The two elements that may make a certain job seem real, and that make academia seem quite the opposite, are public recognition and money. Think of all those French philosophers who made their reputations and then came to do a few semesters at schools like UC Irvine for the money. I wonder if they felt somehow that they didn't count until they were finally able to cash in.

Or maybe they came for the Southern California weather. It is rather pleasant.

The only other kind of job that I know of which I consider "real" is being a Pennsylvania coal miner. Apparently there is a shortage of them now, and they are taking applications. But that seems like just too too much reality for me.

Mrs.

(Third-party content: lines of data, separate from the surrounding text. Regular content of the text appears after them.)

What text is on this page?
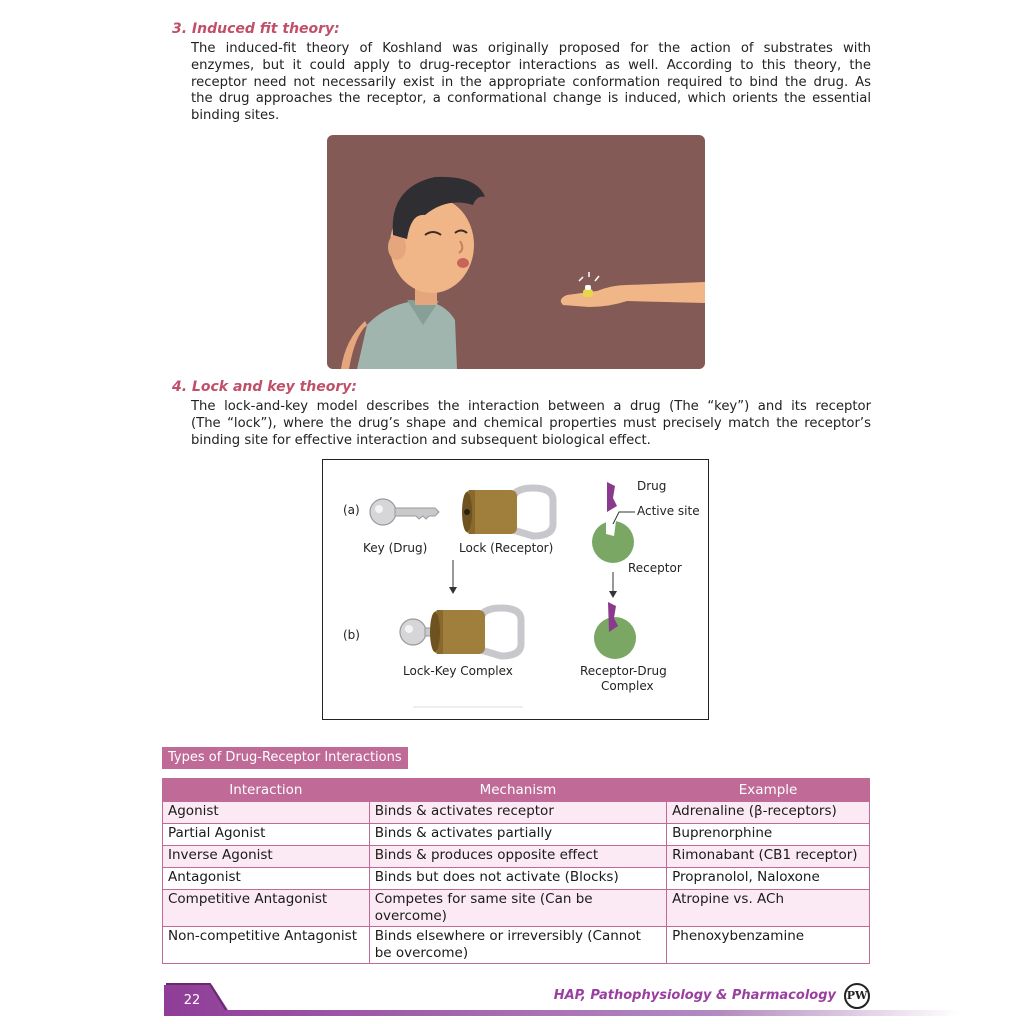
3. Induced fit theory:
The induced-fit theory of Koshland was originally proposed for the action of substrates with
enzymes, but it could apply to drug-receptor interactions as well. According to this theory, the
receptor need not necessarily exist in the appropriate conformation required to bind the drug. As
the drug approaches the receptor, a conformational change is induced, which orients the essential
binding sites.
4. Lock and key theory:
The lock-and-key model describes the interaction between a drug (The “key”) and its receptor
(The “lock”), where the drug’s shape and chemical properties must precisely match the receptor’s
binding site for effective interaction and subsequent biological effect.
(a)
(b)
Key (Drug)	Lock (Receptor)
Lock-Key Complex
Drug
Active site
Receptor
Receptor-Drug
Complex
Types of Drug-Receptor Interactions
Interaction	Mechanism	Example
Agonist	Binds & activates receptor	Adrenaline (β-receptors)
Partial Agonist	Binds & activates partially	Buprenorphine
Inverse Agonist	Binds & produces opposite effect	Rimonabant (CB1 receptor)
Antagonist	Binds but does not activate (Blocks)	Propranolol, Naloxone
Competitive Antagonist	Competes for same site (Can be overcome)	Atropine vs. ACh
Non-competitive Antagonist	Binds elsewhere or irreversibly (Cannot be overcome)	Phenoxybenzamine
22	HAP, Pathophysiology & Pharmacology PW
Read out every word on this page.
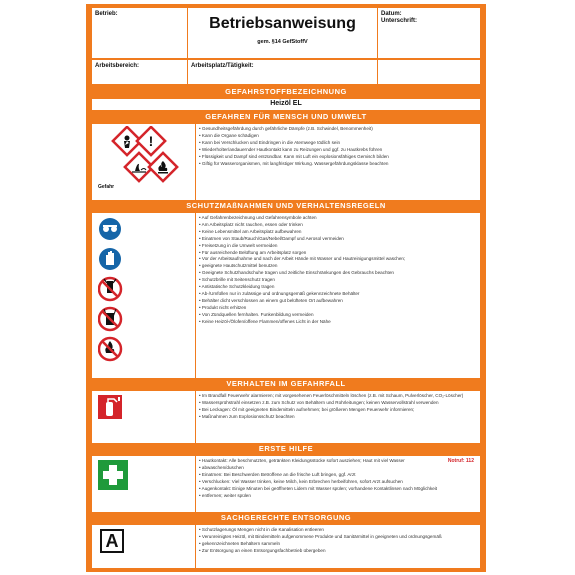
Betrieb:
Betriebsanweisung
gem. §14 GefStoffV
Datum:
Unterschrift:
Arbeitsbereich:	Arbeitsplatz/Tätigkeit:
GEFAHRSTOFFBEZEICHNUNG
Heizöl EL
GEFAHREN FÜR MENSCH UND UMWELT
!
Gefahr
• Gesundheitsgefährdung durch gefährliche Dämpfe (z.B. Schwindel, Benommenheit)
• Kann die Organe schädigen
• Kann bei Verschlucken und Eindringen in die Atemwege tödlich sein
• Wiederholter/andauernder Hautkontakt kann zu Reizungen und ggf. zu Hautkrebs führen
• Flüssigkeit und Dampf sind entzündbar. Kann mit Luft ein explosionsfähiges Gemisch bilden
• Giftig für Wasserorganismen, mit langfristiger Wirkung. Wassergefährdungsklasse beachten
SCHUTZMAßNAHMEN UND VERHALTENSREGELN
• Auf Gefahrenbezeichnung und Gefahrensymbole achten
• Am Arbeitsplatz nicht rauchen, essen oder trinken
• Keine Lebensmittel am Arbeitsplatz aufbewahren
• Einatmen von Staub/Rauch/Gas/Nebel/Dampf und Aerosol vermeiden
• Freisetzung in die Umwelt vermeiden
• Für ausreichende Belüftung am Arbeitsplatz sorgen
• Vor der Arbeitsaufnahme und nach der Arbeit Hände mit Wasser und Hautreinigungsmittel waschen;
• geeignete Hautschutzmittel benutzen
• Geeignete Schutzhandschuhe tragen und zeitliche Einschränkungen des Gebrauchs beachten
• Schutzbrille mit Seitenschutz tragen
• Antistatische Schutzkleidung tragen
• Ab-/Umfüllen nur in zulässige und ordnungsgemäß gekennzeichnete Behälter
• Behälter dicht verschlossen an einem gut belüfteten Ort aufbewahren
• Produkt nicht erhitzen
• Von Zündquellen fernhalten. Funkenbildung vermeiden
• Keine Heizöl-/Ölofen/offene Flammen/offenes Licht in der Nähe
VERHALTEN IM GEFAHRFALL
• Im Brandfall Feuerwehr alarmieren; mit vorgesehenen Feuerlöschmitteln löschen (z.B. mit Schaum, Pulverlöscher, CO₂-Löscher)
• Wassersprühstrahl einsetzen z.B. zum Schutz von Behältern und Rohrleitungen; keinen Wasservollstrahl verwenden
• Bei Leckagen: Öl mit geeigneten Bindemitteln aufnehmen; bei größeren Mengen Feuerwehr informieren;
• Maßnahmen zum Explosionsschutz beachten
ERSTE HILFE
Notruf: 112
• Hautkontakt: Alle beschmutzten, getränkten Kleidungsstücke sofort ausziehen; Haut mit viel Wasser
• abwaschen/duschen
• Einatmen: Bei Beschwerden Betroffene an die frische Luft bringen, ggf. Arzt
• Verschlucken: Viel Wasser trinken, keine Milch, kein Erbrechen herbeiführen, sofort Arzt aufsuchen
• Augenkontakt: Einige Minuten bei geöffneten Lidern mit Wasser spülen; vorhandene Kontaktlinsen nach Möglichkeit
• entfernen; weiter spülen
SACHGERECHTE ENTSORGUNG
A
• Schutzlagerungs Mengen nicht in die Kanalisation entleeren
• Verunreinigtes Heizöl, mit Bindemitteln aufgenommene Produkte und Sanitärmittel in geeigneten und ordnungsgemäß
• gekennzeichneten Behältern sammeln
• Zur Entsorgung an einen Entsorgungsfachbetrieb übergeben
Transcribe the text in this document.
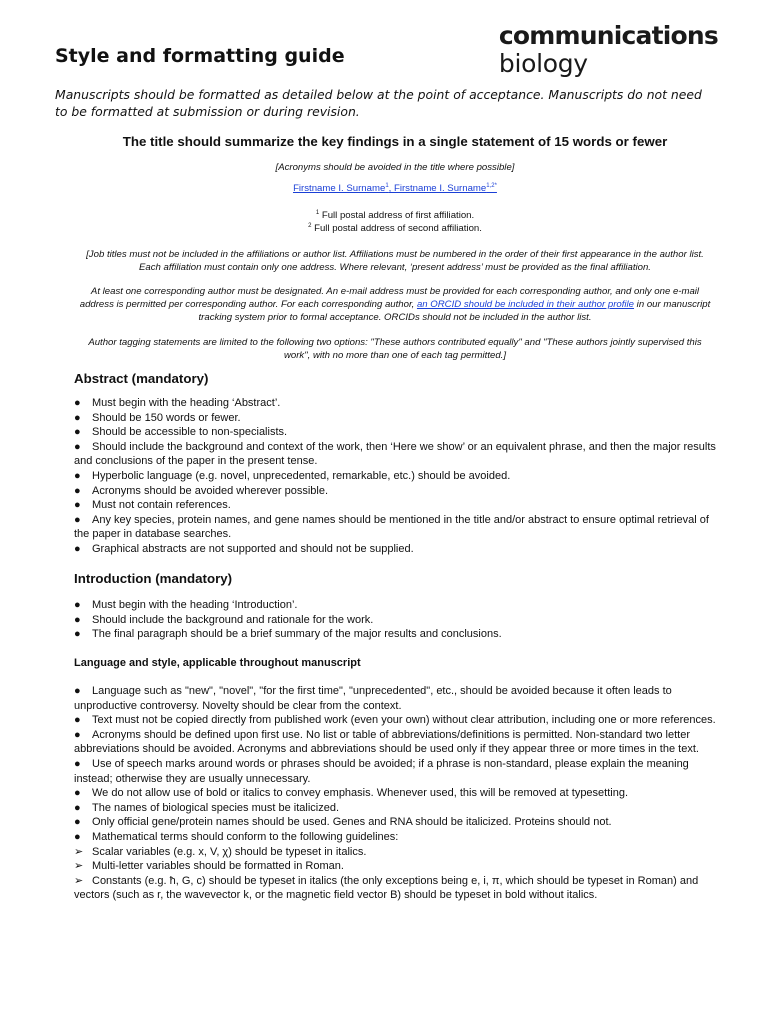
communications
biology
Style and formatting guide

Manuscripts should be formatted as detailed below at the point of acceptance. Manuscripts do not need to be formatted at submission or during revision.

The title should summarize the key findings in a single statement of 15 words or fewer

[Acronyms should be avoided in the title where possible]

Firstname I. Surname$^1$, Firstname I. Surname$^{1,2*}$

$^1$ Full postal address of first affiliation.
$^2$ Full postal address of second affiliation.

[Job titles must not be included in the affiliations or author list. Affiliations must be numbered in the order of their first appearance in the author list. Each affiliation must contain only one address. Where relevant, ‘present address’ must be provided as the final affiliation.

At least one corresponding author must be designated. An e-mail address must be provided for each corresponding author, and only one e-mail address is permitted per corresponding author. For each corresponding author, an ORCID should be included in their author profile in our manuscript tracking system prior to formal acceptance. ORCIDs should not be included in the author list.

Author tagging statements are limited to the following two options: "These authors contributed equally" and "These authors jointly supervised this work", with no more than one of each tag permitted.]

Abstract (mandatory)
● Must begin with the heading ‘Abstract’.
● Should be 150 words or fewer.
● Should be accessible to non-specialists.
● Should include the background and context of the work, then ‘Here we show’ or an equivalent phrase, and then the major results and conclusions of the paper in the present tense.
● Hyperbolic language (e.g. novel, unprecedented, remarkable, etc.) should be avoided.
● Acronyms should be avoided wherever possible.
● Must not contain references.
● Any key species, protein names, and gene names should be mentioned in the title and/or abstract to ensure optimal retrieval of the paper in database searches.
● Graphical abstracts are not supported and should not be supplied.
Introduction (mandatory)
● Must begin with the heading ‘Introduction’.
● Should include the background and rationale for the work.
● The final paragraph should be a brief summary of the major results and conclusions.
Language and style, applicable throughout manuscript
● Language such as "new", "novel", "for the first time", "unprecedented", etc., should be avoided because it often leads to unproductive controversy. Novelty should be clear from the context.
● Text must not be copied directly from published work (even your own) without clear attribution, including one or more references.
● Acronyms should be defined upon first use. No list or table of abbreviations/definitions is permitted. Non-standard two letter abbreviations should be avoided. Acronyms and abbreviations should be used only if they appear three or more times in the text.
● Use of speech marks around words or phrases should be avoided; if a phrase is non-standard, please explain the meaning instead; otherwise they are usually unnecessary.
● We do not allow use of bold or italics to convey emphasis. Whenever used, this will be removed at typesetting.
● The names of biological species must be italicized.
● Only official gene/protein names should be used. Genes and RNA should be italicized. Proteins should not.
● Mathematical terms should conform to the following guidelines:
➢ Scalar variables (e.g. x, V, χ) should be typeset in italics.
➢ Multi-letter variables should be formatted in Roman.
➢ Constants (e.g. ħ, G, c) should be typeset in italics (the only exceptions being e, i, π, which should be typeset in Roman) and vectors (such as r, the wavevector k, or the magnetic field vector B) should be typeset in bold without italics.
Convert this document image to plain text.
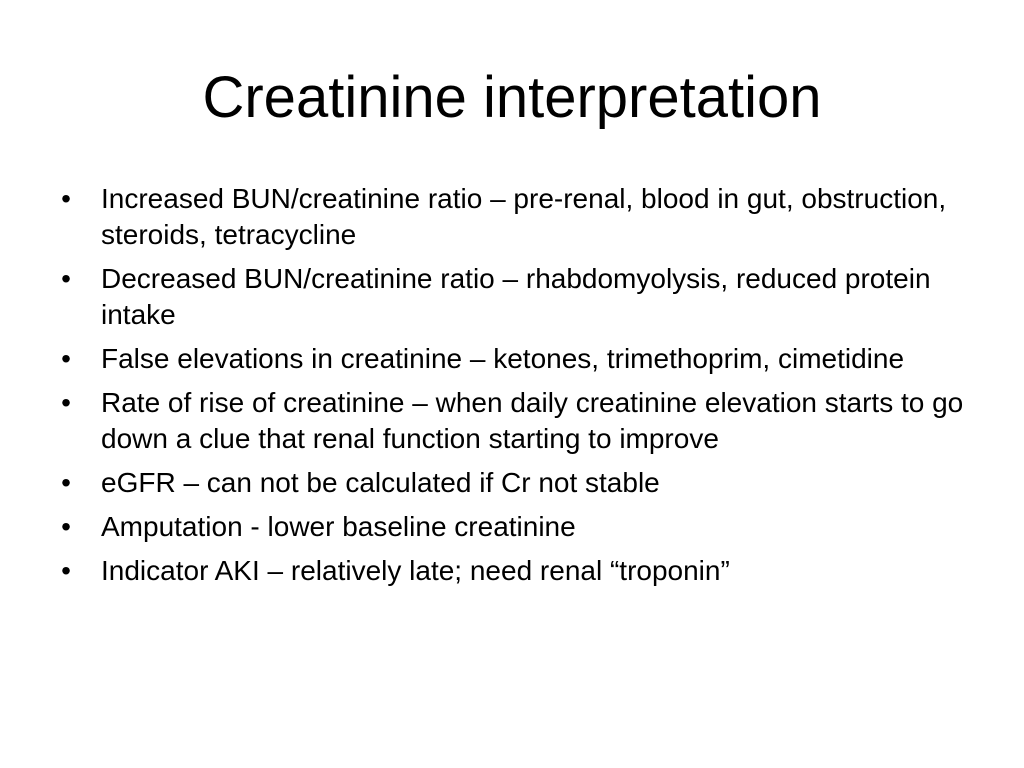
Creatinine interpretation
• Increased BUN/creatinine ratio – pre-renal, blood in gut, obstruction, steroids, tetracycline
• Decreased BUN/creatinine ratio – rhabdomyolysis, reduced protein intake
• False elevations in creatinine – ketones, trimethoprim, cimetidine
• Rate of rise of creatinine – when daily creatinine elevation starts to go down a clue that renal function starting to improve
• eGFR – can not be calculated if Cr not stable
• Amputation - lower baseline creatinine
• Indicator AKI – relatively late; need renal “troponin”
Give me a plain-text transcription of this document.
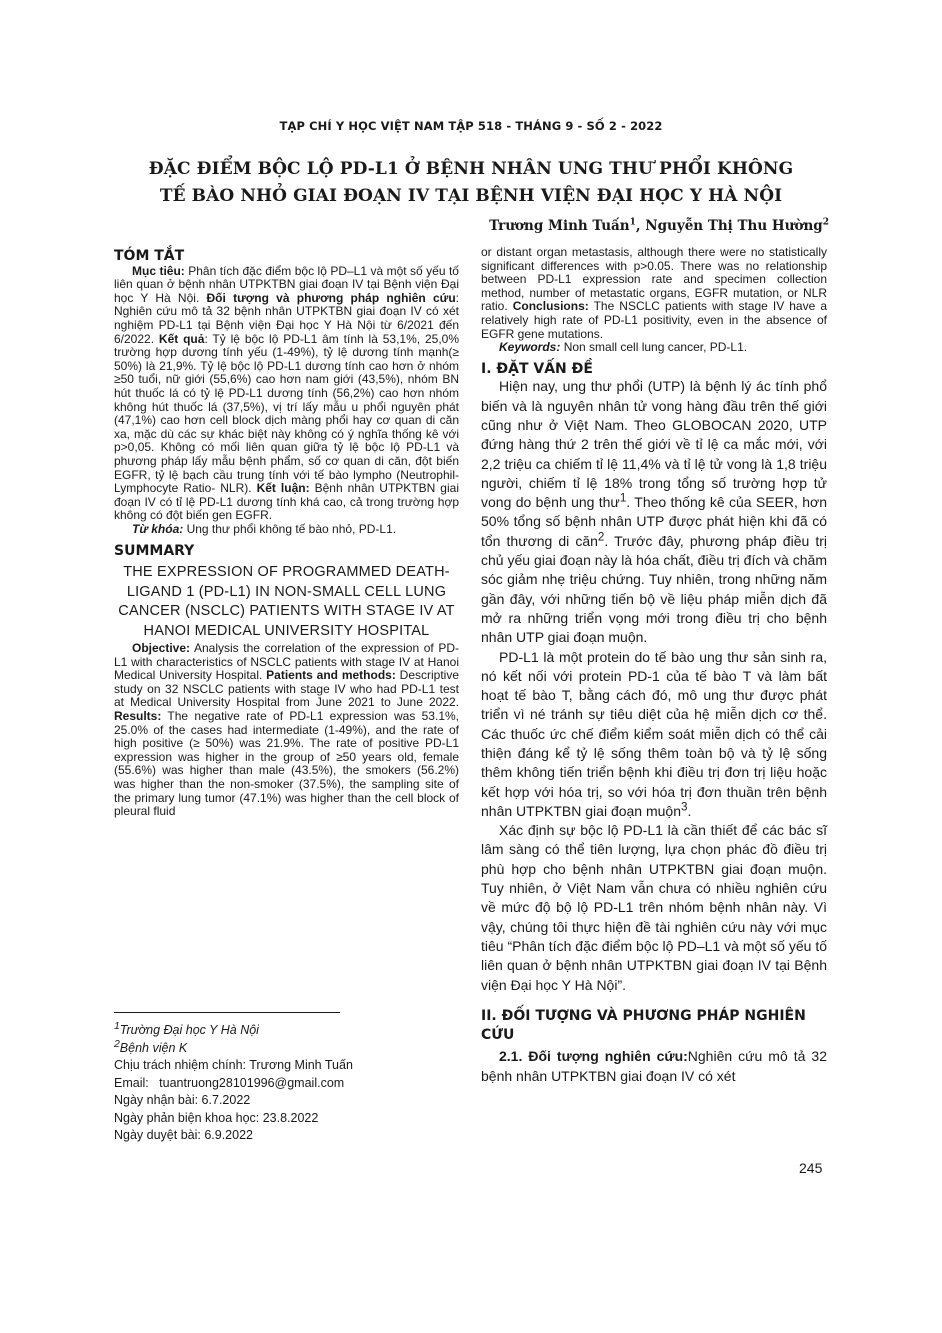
TẠP CHÍ Y HỌC VIỆT NAM TẬP 518 - THÁNG 9 - SỐ 2 - 2022
ĐẶC ĐIỂM BỘC LỘ PD-L1 Ở BỆNH NHÂN UNG THƯ PHỔI KHÔNG
TẾ BÀO NHỎ GIAI ĐOẠN IV TẠI BỆNH VIỆN ĐẠI HỌC Y HÀ NỘI
Trương Minh Tuấn$^1$, Nguyễn Thị Thu Hường$^2$
TÓM TẮT

Mục tiêu: Phân tích đặc điểm bộc lộ PD–L1 và một số yếu tố liên quan ở bệnh nhân UTPKTBN giai đoạn IV tại Bệnh viện Đại học Y Hà Nội. Đối tượng và phương pháp nghiên cứu: Nghiên cứu mô tả 32 bệnh nhân UTPKTBN giai đoạn IV có xét nghiệm PD-L1 tại Bệnh viện Đại học Y Hà Nội từ 6/2021 đến 6/2022. Kết quả: Tỷ lệ bộc lộ PD-L1 âm tính là 53,1%, 25,0% trường hợp dương tính yếu (1-49%), tỷ lệ dương tính mạnh(≥ 50%) là 21,9%. Tỷ lệ bộc lộ PD-L1 dương tính cao hơn ở nhóm ≥50 tuổi, nữ giới (55,6%) cao hơn nam giới (43,5%), nhóm BN hút thuốc lá có tỷ lệ PD-L1 dương tính (56,2%) cao hơn nhóm không hút thuốc lá (37,5%), vị trí lấy mẫu u phổi nguyên phát (47,1%) cao hơn cell block dịch màng phổi hay cơ quan di căn xa, mặc dù các sự khác biệt này không có ý nghĩa thống kê với p>0,05. Không có mối liên quan giữa tỷ lệ bộc lộ PD-L1 và phương pháp lấy mẫu bệnh phẩm, số cơ quan di căn, đột biến EGFR, tỷ lệ bạch cầu trung tính với tế bào lympho (Neutrophil-Lymphocyte Ratio- NLR). Kết luận: Bệnh nhân UTPKTBN giai đoạn IV có tỉ lệ PD-L1 dương tính khá cao, cả trong trường hợp không có đột biến gen EGFR.

Từ khóa: Ung thư phổi không tế bào nhỏ, PD-L1.

SUMMARY
THE EXPRESSION OF PROGRAMMED DEATH-LIGAND 1 (PD-L1) IN NON-SMALL CELL LUNG CANCER (NSCLC) PATIENTS WITH STAGE IV AT HANOI MEDICAL UNIVERSITY HOSPITAL

Objective: Analysis the correlation of the expression of PD-L1 with characteristics of NSCLC patients with stage IV at Hanoi Medical University Hospital. Patients and methods: Descriptive study on 32 NSCLC patients with stage IV who had PD-L1 test at Medical University Hospital from June 2021 to June 2022. Results: The negative rate of PD-L1 expression was 53.1%, 25.0% of the cases had intermediate (1-49%), and the rate of high positive (≥ 50%) was 21.9%. The rate of positive PD-L1 expression was higher in the group of ≥50 years old, female (55.6%) was higher than male (43.5%), the smokers (56.2%) was higher than the non-smoker (37.5%), the sampling site of the primary lung tumor (47.1%) was higher than the cell block of pleural fluid

or distant organ metastasis, although there were no statistically significant differences with p>0.05. There was no relationship between PD-L1 expression rate and specimen collection method, number of metastatic organs, EGFR mutation, or NLR ratio. Conclusions: The NSCLC patients with stage IV have a relatively high rate of PD-L1 positivity, even in the absence of EGFR gene mutations.

Keywords: Non small cell lung cancer, PD-L1.

I. ĐẶT VẤN ĐỀ

Hiện nay, ung thư phổi (UTP) là bệnh lý ác tính phổ biến và là nguyên nhân tử vong hàng đầu trên thế giới cũng như ở Việt Nam. Theo GLOBOCAN 2020, UTP đứng hàng thứ 2 trên thế giới về tỉ lệ ca mắc mới, với 2,2 triệu ca chiếm tỉ lệ 11,4% và tỉ lệ tử vong là 1,8 triệu người, chiếm tỉ lệ 18% trong tổng số trường hợp tử vong do bệnh ung thư$^1$. Theo thống kê của SEER, hơn 50% tổng số bệnh nhân UTP được phát hiện khi đã có tổn thương di căn$^2$. Trước đây, phương pháp điều trị chủ yếu giai đoạn này là hóa chất, điều trị đích và chăm sóc giảm nhẹ triệu chứng. Tuy nhiên, trong những năm gần đây, với những tiến bộ về liệu pháp miễn dịch đã mở ra những triển vọng mới trong điều trị cho bệnh nhân UTP giai đoạn muộn.

PD-L1 là một protein do tế bào ung thư sản sinh ra, nó kết nối với protein PD-1 của tế bào T và làm bất hoạt tế bào T, bằng cách đó, mô ung thư được phát triển vì né tránh sự tiêu diệt của hệ miễn dịch cơ thể. Các thuốc ức chế điểm kiểm soát miễn dịch có thể cải thiện đáng kể tỷ lệ sống thêm toàn bộ và tỷ lệ sống thêm không tiến triển bệnh khi điều trị đơn trị liệu hoặc kết hợp với hóa trị, so với hóa trị đơn thuần trên bệnh nhân UTPKTBN giai đoạn muộn$^3$.

Xác định sự bộc lộ PD-L1 là cần thiết để các bác sĩ lâm sàng có thể tiên lượng, lựa chọn phác đồ điều trị phù hợp cho bệnh nhân UTPKTBN giai đoạn muộn. Tuy nhiên, ở Việt Nam vẫn chưa có nhiều nghiên cứu về mức độ bộ lộ PD-L1 trên nhóm bệnh nhân này. Vì vậy, chúng tôi thực hiện đề tài nghiên cứu này với mục tiêu “Phân tích đặc điểm bộc lộ PD–L1 và một số yếu tố liên quan ở bệnh nhân UTPKTBN giai đoạn IV tại Bệnh viện Đại học Y Hà Nội”.

II. ĐỐI TƯỢNG VÀ PHƯƠNG PHÁP NGHIÊN CỨU

2.1. Đối tượng nghiên cứu:Nghiên cứu mô tả 32 bệnh nhân UTPKTBN giai đoạn IV có xét

$^1$Trường Đại học Y Hà Nội
$^2$Bệnh viện K
Chịu trách nhiệm chính: Trương Minh Tuấn
Email: tuantruong28101996@gmail.com
Ngày nhận bài: 6.7.2022
Ngày phản biện khoa học: 23.8.2022
Ngày duyệt bài: 6.9.2022
245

Lily-Plum Roth said...

Ah, but my dearest Conrad, at least you will be glittering.

Anonymous said...

I fear my talents would only be wasted at civil engineering, etc.

Haha.
I suppose it's the (major*) type of humour some call “British”...

And I'm left wondering whether this piece is also part of the joke: “wet poems and fishy analysis”...
 
 
* further up I should probably have put major in italic, since it was also an allusion to what is called a “major de promo”, the student ranked number one in a given “promotion” (i.e. all those who are in the same academic year in a so-called Grande École).

Erik said...

Nice to hear about two products from the Netherlands: a book by Lipsius and the fable "Vanden Vos Reynaerde" allegedly stemming from Flemish soil.
Less nice to hear that this fox has nothing to do with the world around us. His morals are applied everywhere. Maybe it was more the mood you were in, the conditions around your reading activity (not a quiet armchair), that gave you after reading a kind of shock, like awakening from a dream. Maybe you could also have told the man in the lift about Lipsius. You noticed despondency, but wasn’t it rather a feeling of shame that he didn’t recognise him as the famous Lipsius? I don’t see how Livius or Vergil have more to do with our world. No, people like Walt Disney, they are the real disguisers of reality. And don’t forget all those videogames and online games that distract our children from what they are ought to do to keep in touch with the world.

Conrad H. Roth said...

I'm delighted at the chord this seems to have struck with people. Thanks for all the comments; needless to say, much in agreement.

Erik, you are quite right that Renardian morals are everywhere in evidence; still, the book's very history seemed (and still seems) quite otherworldly.